Wounds found in the shoulder blades of five men indicate corporal punishment on workers in Amarna, a city in Ancient Egypt. The city was dedicated to the sun god Aten. It was built about 3,000 years ago, and it was the Egyptian capital city of Akhenaten. But life for workers building the city must have been very hard, as evidence from the cemetery indicate. The individuals buried there suffered from arthritis, probably due to heavy loads they had to carry, and many well malnourished.

Now, excavations at the Amarna cemetery have yielded five adult male skeletons with slot-type fracture lesions on the shoulder blades. According to analyses performed the injuries were caused by a sharp tool, indicating stabbing.

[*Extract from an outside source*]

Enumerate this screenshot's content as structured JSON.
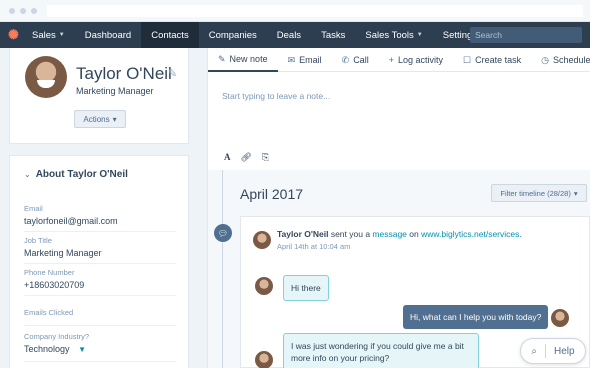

As Gretchen Dabbs of Southern Illinois University argues, the wounds may have been inflicted with a spear from behind as part of physical punishment. The punishment of 100 lashes and five wounds is also described in wall carvings and in relative literature, and now the skeletons further support that argument.

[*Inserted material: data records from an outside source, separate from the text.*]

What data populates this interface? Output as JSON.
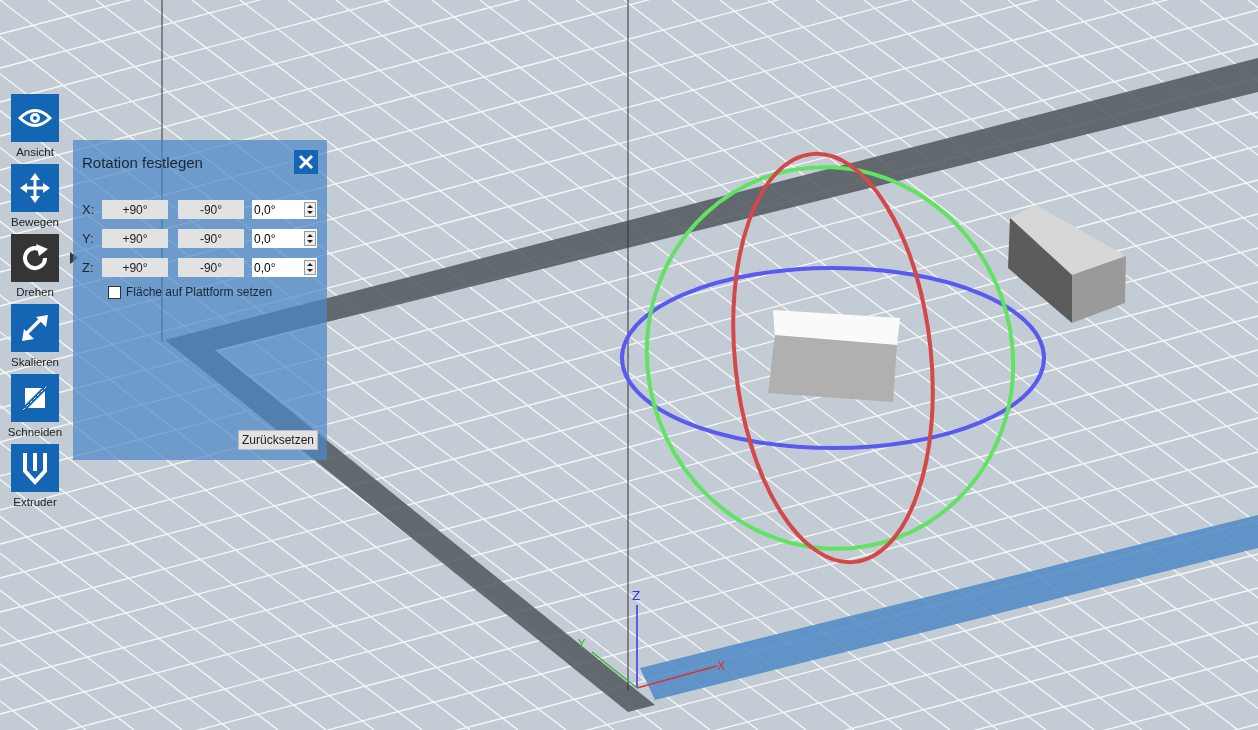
{
  "toolbar": [
    {
      "label": "Ansicht",
      "kind": "eye",
      "selected": false
    },
    {
      "label": "Bewegen",
      "kind": "move",
      "selected": false
    },
    {
      "label": "Drehen",
      "kind": "rotate",
      "selected": true
    },
    {
      "label": "Skalieren",
      "kind": "scale",
      "selected": false
    },
    {
      "label": "Schneiden",
      "kind": "cut",
      "selected": false
    },
    {
      "label": "Extruder",
      "kind": "extruder",
      "selected": false
    }
  ],
  "panel": {
    "title": "Rotation festlegen",
    "rows": [
      {
        "axis": "X:",
        "plus": "+90°",
        "minus": "-90°",
        "value": "0,0°"
      },
      {
        "axis": "Y:",
        "plus": "+90°",
        "minus": "-90°",
        "value": "0,0°"
      },
      {
        "axis": "Z:",
        "plus": "+90°",
        "minus": "-90°",
        "value": "0,0°"
      }
    ],
    "checkbox": {
      "label": "Fläche auf Plattform setzen",
      "checked": false
    },
    "reset": "Zurücksetzen"
  },
  "axes": {
    "x": "X",
    "y": "Y",
    "z": "Z"
  }
}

According to fables and written sources of the time, animal thieves were punished with 100 blows and five wounds. The same was applied in the case of officials commandeering workers as well as in the case of tax evasion, when individuals were beaten facedown on the ground.

Similar wounds on pigs at Amarna have also been interpreted as ritualized punishment of the god Seth, often represented as a pig.

Corporal punishment was not unusual in Ancient Egypt. Historian Joseph Manning of Yale University mentions other types of harsh punishment on wrongdoers, such as tomb robbers who were put to death and tax evaders who had their ears or noses lopped off. According to bio-archaeologist Brenda Baker of Arizona State University Dabbs’ explanation is plausible, since there were no jails in Ancient Egypt and public lashing was a common type of punishment.

It is not known yet whether this type of punishment was performed only in Amarna. Dabbs stated that she hopes other Egyptologists will further examine skeletal collections from other sites for evidence of backstabbing punishment.